“not you” parts I and II — by nate east — december 2010 — (pdf)
part III of this series, “hourglass lens,” is published here at the northville review
dead faces and witch eyes and homemade arm tattoos and illegible backpatches and frayed black denim and hoodie sleeves with the elbows torn out and patched-and-repatched coat elbows and carhartt doubleknees and tripleseamed duck jackets and huge carhartt hoodies with the bronze zippers and their t-shirts were darkened with filth and traingrease and muddy water so dark they looked dyed brown and green and black gauged rings and horns in their earlobes and necklaces of castoff talismanic objects who lived in a hammernailed shack in the ranchlands or a tarp lean-to in the presidio bluffs and someone tagged “shelley” and someone tagged “william blake” and “ornithopter wings” and one night in august I was drinking a forty at some bonfire and justin said that lord byron wrote lots of text about love and death and beauty and then in his thirties he actually went and fought in the greek revolution and then he actually died fighting in the war, and then there was a little silence as the fire embers vortexed and disappeared and I looked at justin and he was already looking at me and held my black eyes for a second with his grey ones and they watered and flashed with fire shadows and then he turned away and a few nights later somewhere in west oakland I lay awake in my coats and thought about our little songs and footsteps in the presidio dirt and the few ashes left in the fire circle that would soon be washed away by the rain and the stone eyes we found in the jungle carefully arranged and had they been stacked by travelers a few weeks ago probably but there was some tiny chance that justin was right and some kids had built them up decades ago and his designs on the bluffs in tied branches and rocks could last that long too into the black tunnel of the coming years and I searched out julie in the warehouse dark and cried against her and she woke up and held me with warm hands on my back and arms and tangled up in my long hair.

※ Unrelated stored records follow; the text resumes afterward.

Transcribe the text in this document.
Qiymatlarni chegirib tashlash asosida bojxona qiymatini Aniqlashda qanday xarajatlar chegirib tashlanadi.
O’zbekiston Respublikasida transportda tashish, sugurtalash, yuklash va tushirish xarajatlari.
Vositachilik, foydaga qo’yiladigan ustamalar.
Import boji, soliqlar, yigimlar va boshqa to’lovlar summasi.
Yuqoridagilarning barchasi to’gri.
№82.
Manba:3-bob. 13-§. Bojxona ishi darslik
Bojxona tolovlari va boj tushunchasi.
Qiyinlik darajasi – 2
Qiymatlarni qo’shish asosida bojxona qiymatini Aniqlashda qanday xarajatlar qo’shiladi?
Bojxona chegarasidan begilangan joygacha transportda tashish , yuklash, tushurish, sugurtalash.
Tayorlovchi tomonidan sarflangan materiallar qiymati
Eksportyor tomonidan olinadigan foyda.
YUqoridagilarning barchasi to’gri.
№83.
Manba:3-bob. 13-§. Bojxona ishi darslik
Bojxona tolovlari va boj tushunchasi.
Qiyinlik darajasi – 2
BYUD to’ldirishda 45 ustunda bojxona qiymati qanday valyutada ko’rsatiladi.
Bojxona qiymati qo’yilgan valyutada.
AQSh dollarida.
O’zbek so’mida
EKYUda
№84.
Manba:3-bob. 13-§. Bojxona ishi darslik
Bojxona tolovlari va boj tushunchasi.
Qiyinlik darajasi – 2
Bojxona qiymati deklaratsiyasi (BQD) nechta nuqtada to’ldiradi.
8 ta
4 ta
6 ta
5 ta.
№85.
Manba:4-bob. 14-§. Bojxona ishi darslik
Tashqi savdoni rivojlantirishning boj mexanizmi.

then my goal became to trap the afternoon in my fingers and cradle him there like a pigeon with a snapped wing and I would tattoo it on my legs with india ink and on the backs of my forearms watching in our closet mirror the cloud shadows gliding over san francisco faster than birds on the coastwinds and the sunlight was orange and gold and flared between the skyscrapers onto the apartment buildings and the mosque tower and the cathedral buttresses and the yellow iron crane poised over the long green hill in the distance standing silent and unmoving with unbroken sky behind it.
san francisco was a rusted out steamvalve corroded and orange and crowned with a windowed cylinder with a pointed top like a circus tent and windows to the shadowed inside that yawned like battery alcoves in the presidio yawned black and open like the thin alleys of the mission their black iron gates crushed with tags and postal stickers and whole paintings above in full color with demon faces and cartoons of seahags technical and defiant against the grey walls blinking indifference to the paint rollers and droopy nods to the daytime wanderers and blackbook dreamers and at night softened and quietly you’re not alone who slept in hoodies or sat lookout on the cold sidewalks with the broken glass and marker caps and plastic bags and writing even on the curbs and asphalt like crumbling stonewalls of the cell in château d’if above the crashing black waves and screams of flashing seabirds in the night storms.